The effect of being in one zone verses another on the FIRMs can have a profound impact. It is not just a matter of how high above the BFE the living area of a house may be but if you are in a VE zone your property can not have reinforced concrete underneath it nor can there be enclosed space greater than 299 square feet (approximately enough for a one car garage.)  Your home may even carry a deed restriction recorded in the county deed records that precludes modifications in violation of such deed restriction. Although this change is still being considered in the Galveston County / Galveston Bay area, it has not yet been adopted.

SRL Grant Program

The SRL (Severe Repetitive Loss) grant program is a FEMA flood mitigation initiative that affects many Gulf Coast residents affected by Hurricane Ike, Katrina, and Rita. For those of us who have suffered repetitive losses resulting in flood insurance claims, FEMA implemented the grant program to mitigate future claims by either elevating flood prone homes or acquisition of properties from the insured claimants so they can rebuild elsewhere out of the reach of potential flood claims.  SRL is an acronym for Severe Repetitive Loss which is exactly that – it applies to residential property that is covered under an NFIP flood insurance policy and:

  • That has at least four NFIP claim payments (including building and contents) over $5,000 each, and the cumulative amount of such claims payments exceeds $20,000; or
  • For which at least two separate claims payments (building payments only) have been made with the cumulative amount of the building portion of such claims exceeding the market value of the building.
  • For both (a) and (b) above, at least two of the referenced claims must have occurred within any ten-year period, and must be greater than 10 days apart.

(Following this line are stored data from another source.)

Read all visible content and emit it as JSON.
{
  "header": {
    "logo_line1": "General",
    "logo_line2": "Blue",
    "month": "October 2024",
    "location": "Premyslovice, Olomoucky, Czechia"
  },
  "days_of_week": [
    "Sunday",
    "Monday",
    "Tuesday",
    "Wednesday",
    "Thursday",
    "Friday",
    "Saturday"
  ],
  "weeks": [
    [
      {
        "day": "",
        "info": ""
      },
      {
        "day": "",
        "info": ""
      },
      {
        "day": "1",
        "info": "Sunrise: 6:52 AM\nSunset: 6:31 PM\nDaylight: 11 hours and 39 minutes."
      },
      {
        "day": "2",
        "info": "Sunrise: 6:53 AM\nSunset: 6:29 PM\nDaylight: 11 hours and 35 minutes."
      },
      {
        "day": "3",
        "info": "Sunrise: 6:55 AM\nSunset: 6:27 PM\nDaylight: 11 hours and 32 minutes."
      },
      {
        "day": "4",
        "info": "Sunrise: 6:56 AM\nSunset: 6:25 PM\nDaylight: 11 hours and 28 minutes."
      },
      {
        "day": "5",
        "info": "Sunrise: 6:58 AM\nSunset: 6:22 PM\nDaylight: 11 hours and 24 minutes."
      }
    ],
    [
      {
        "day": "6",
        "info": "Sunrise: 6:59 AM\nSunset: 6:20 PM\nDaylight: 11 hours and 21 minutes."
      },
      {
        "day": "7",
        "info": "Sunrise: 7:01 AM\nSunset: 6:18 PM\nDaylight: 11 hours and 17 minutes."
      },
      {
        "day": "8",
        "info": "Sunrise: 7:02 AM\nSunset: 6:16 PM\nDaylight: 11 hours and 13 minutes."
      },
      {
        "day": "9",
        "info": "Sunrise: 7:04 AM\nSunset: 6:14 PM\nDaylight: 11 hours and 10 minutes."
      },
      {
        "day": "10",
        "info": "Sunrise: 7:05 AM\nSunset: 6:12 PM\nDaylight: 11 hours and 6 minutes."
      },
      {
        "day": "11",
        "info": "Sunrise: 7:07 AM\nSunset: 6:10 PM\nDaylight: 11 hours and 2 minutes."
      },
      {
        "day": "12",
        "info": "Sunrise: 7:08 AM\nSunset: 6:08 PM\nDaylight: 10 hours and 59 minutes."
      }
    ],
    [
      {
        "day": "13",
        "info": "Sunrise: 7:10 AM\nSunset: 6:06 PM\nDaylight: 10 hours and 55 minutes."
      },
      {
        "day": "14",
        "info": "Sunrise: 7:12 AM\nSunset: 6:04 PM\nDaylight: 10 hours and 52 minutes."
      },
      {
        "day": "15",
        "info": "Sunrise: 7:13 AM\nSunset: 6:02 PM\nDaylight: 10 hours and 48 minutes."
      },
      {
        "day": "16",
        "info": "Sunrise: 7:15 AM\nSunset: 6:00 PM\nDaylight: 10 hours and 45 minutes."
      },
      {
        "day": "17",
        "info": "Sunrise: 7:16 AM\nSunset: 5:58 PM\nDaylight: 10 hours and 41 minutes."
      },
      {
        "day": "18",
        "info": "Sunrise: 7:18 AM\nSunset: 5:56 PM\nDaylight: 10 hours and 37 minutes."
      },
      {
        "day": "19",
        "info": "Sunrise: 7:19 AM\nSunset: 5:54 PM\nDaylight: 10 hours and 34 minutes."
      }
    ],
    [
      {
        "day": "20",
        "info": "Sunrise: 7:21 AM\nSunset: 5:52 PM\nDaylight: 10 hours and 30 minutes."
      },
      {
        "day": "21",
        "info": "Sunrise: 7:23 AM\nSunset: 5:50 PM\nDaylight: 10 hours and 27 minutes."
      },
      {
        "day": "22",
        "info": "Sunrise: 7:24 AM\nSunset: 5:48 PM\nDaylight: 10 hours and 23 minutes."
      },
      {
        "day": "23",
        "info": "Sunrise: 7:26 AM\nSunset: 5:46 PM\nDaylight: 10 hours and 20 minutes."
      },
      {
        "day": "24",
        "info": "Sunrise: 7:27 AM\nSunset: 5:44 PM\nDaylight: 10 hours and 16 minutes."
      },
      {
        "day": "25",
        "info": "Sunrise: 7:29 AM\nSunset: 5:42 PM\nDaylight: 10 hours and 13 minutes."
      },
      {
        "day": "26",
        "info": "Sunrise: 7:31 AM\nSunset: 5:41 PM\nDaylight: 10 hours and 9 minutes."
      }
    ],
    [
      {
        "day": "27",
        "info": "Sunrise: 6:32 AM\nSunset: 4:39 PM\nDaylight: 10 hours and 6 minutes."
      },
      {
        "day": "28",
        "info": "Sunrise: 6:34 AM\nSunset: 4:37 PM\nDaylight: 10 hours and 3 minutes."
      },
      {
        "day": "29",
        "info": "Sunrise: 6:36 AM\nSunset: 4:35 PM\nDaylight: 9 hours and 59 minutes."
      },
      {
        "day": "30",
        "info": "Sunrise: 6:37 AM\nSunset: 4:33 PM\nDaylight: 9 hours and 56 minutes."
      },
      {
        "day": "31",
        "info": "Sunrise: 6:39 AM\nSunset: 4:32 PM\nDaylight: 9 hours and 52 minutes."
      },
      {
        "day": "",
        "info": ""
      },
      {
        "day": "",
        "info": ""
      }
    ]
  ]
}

Each county enrolls in various federal grant programs that are managed through the Texas Water Development Board (TWDB) at the state level, administered through the Counties Office of Emergency Management (OEM), and then through the municipal engineering or building permit departments.

As a result of global warming and frequent flooding, the flood maps are being redrawn and revisions to the flood insurance programs are changing faster than we can implement them.  This affects how the SRL programs are being administered. Part of the new costal flood analysis and mapping include flood phenomenon’s such as overland wave modeling which are affected by wave action in various degrees depending on the property’s proximity to the title surge such as a “LiMWA” (Limit of Moderate Wave Action) area. Though the LiMWA is only proposed at this time in the future these areas may result in elevations in excess of the Base Flood Elevation (BFE) being required. During the execution of a SRL project the TWDB is requesting that homes are elevated  to meet these requirements and FEMA defines the LiMWA amount for each area to ensure that a property is elevated as high as necessary to be compliant once the new maps and LiMWA areas become effective.